NOW, THEREFORE, in consideration of the mutual
provisions contained herein, and for other good and valuable consideration, the receipt and sufficiency of which are hereby acknowledged, New Edge and BA hereby agree as follows:
1.0 Incorporation of Appendices by Reference
1.1 Except as expressly stated herein, the terms and conditions of the Separate Agreement, as it is in effect on the date hereof after giving effect to operation of law, and
of the other Appendices hereto, are incorporated by reference in their entirety herein and form an integral part of this Agreement.
1.2 References in the Separate Agreement to Covad Communications Company or to Covad shall for purposes of this Agreement be deemed to refer to New Edge.
1.3 References in the Separate Agreement to the “Effective Date”, the date of effectiveness thereof and like provisions shall for purposes of this Agreement be deemed to refer to the date first written above. Unless terminated earlier in accordance with the terms of the Separate Agreement, this Agreement shall continue in effect until the later of the date (a) of expiration of the initial term of the Separate Agreement (which, for avoidance of any doubt, is March 15, 2001) or (b) the Separate Agreement is otherwise terminated or expires..
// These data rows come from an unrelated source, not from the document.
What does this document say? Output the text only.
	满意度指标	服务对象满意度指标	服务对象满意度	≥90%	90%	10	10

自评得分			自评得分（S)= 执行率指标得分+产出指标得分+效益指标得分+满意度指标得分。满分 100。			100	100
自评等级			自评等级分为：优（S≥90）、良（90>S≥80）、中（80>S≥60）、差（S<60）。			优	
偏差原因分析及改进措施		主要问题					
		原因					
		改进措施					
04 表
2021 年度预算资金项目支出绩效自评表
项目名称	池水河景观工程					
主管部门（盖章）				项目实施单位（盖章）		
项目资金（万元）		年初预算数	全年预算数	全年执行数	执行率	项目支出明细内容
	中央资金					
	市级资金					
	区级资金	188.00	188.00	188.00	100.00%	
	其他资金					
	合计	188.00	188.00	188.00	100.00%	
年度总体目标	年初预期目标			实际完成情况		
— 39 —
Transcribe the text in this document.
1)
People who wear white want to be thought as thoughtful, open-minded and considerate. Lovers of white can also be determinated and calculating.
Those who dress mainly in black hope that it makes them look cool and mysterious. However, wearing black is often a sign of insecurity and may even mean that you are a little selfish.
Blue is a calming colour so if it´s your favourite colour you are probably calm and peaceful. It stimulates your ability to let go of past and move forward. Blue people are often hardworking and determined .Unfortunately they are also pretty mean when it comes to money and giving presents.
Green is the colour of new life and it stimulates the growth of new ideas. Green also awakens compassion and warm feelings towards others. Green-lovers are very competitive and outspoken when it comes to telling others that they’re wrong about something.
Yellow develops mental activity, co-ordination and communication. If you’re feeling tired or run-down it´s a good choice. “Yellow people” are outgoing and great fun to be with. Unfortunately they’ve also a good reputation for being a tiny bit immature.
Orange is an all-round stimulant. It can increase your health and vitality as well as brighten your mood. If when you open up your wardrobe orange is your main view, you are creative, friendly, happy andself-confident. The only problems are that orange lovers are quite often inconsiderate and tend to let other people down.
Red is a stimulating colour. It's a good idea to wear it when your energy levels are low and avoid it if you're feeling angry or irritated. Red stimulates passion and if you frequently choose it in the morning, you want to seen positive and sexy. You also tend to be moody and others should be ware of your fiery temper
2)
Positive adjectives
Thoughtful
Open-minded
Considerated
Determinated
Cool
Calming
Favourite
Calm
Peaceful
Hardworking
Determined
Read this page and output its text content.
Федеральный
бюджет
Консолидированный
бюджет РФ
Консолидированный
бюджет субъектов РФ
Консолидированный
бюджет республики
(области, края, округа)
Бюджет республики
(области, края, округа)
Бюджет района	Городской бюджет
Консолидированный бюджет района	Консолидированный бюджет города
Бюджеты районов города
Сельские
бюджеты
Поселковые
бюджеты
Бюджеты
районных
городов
1.4 All references in the Separate Agreement to “800/888” shall be deleted in their entirety and replaced with the following: “800/888/877”.
1.5 All certificates or other proof of insurance to be sent to BA under Section 21.3 of the Separate Agreement shall be sent to the following address:
Director - Interconnection Services
Bell Atlantic – Telecom Industry Services
Room 1423
1095 Avenue of the Americas
New York, New York 10036
1.6 Notices to New Edge under Section 29.10 of the Separate Agreement shall be sent to the following address:
Susan McAdams
New Edge Network, Inc.
3000 Columbia House Boulevard, Suite 106
Vancouver, Washington 98661
Telephone: (360) 906-9721
Facsimile: (360) 693-9997
1.7 Notices to BA under Section 29.10 of the Separate Agreement shall be sent to the following address:
Director- Telecom Industry Services
Bell Atlantic Corporation
1095 Avenue of the Americas
Room 1423
New York, New York 10036
Facsimile: (212) 704-4381
with a copy to:
Bell Atlantic Network Services, Inc.
Attn: Jack H. White, Jr.,
Associate General Counsel
1320 N. Court House Road, 8th Floor
Arlington, Virginia 22201
Telephone: (703) 974-1368
Facsimile: (703) 974-0744
with a copy to:
Bell Atlantic – Massachusetts
Attn: General Counsel
14th Floor
185 Franklin Street
Boston, MA 02110
1.8 The rates, charges and other terms set forth in Appendix 2 hereto shall replace and supersede in their entirety the rates, charges and other terms set forth in Exhibit A to the Separate Agreement
1.9 Schedule 4.0 set forth at Appendix 3 hereto shall replace and supersede in its entirety Schedule 4.0 of the Separate Agreement.
2.0 Clarifications
2.1 The entry into, filing and performance by BA of this Agreement does not in any way constitute a waiver by BA of any of the rights and remedies it may have to seek review of any of the provisions of the Separate Agreement, or to petition the Department, other administrative body or court for reconsideration or reversal of any determination made by any of them, or to seek review in any way of any portion of this Agreement in connection with New Edge’s election under Section 252(i) of the Act.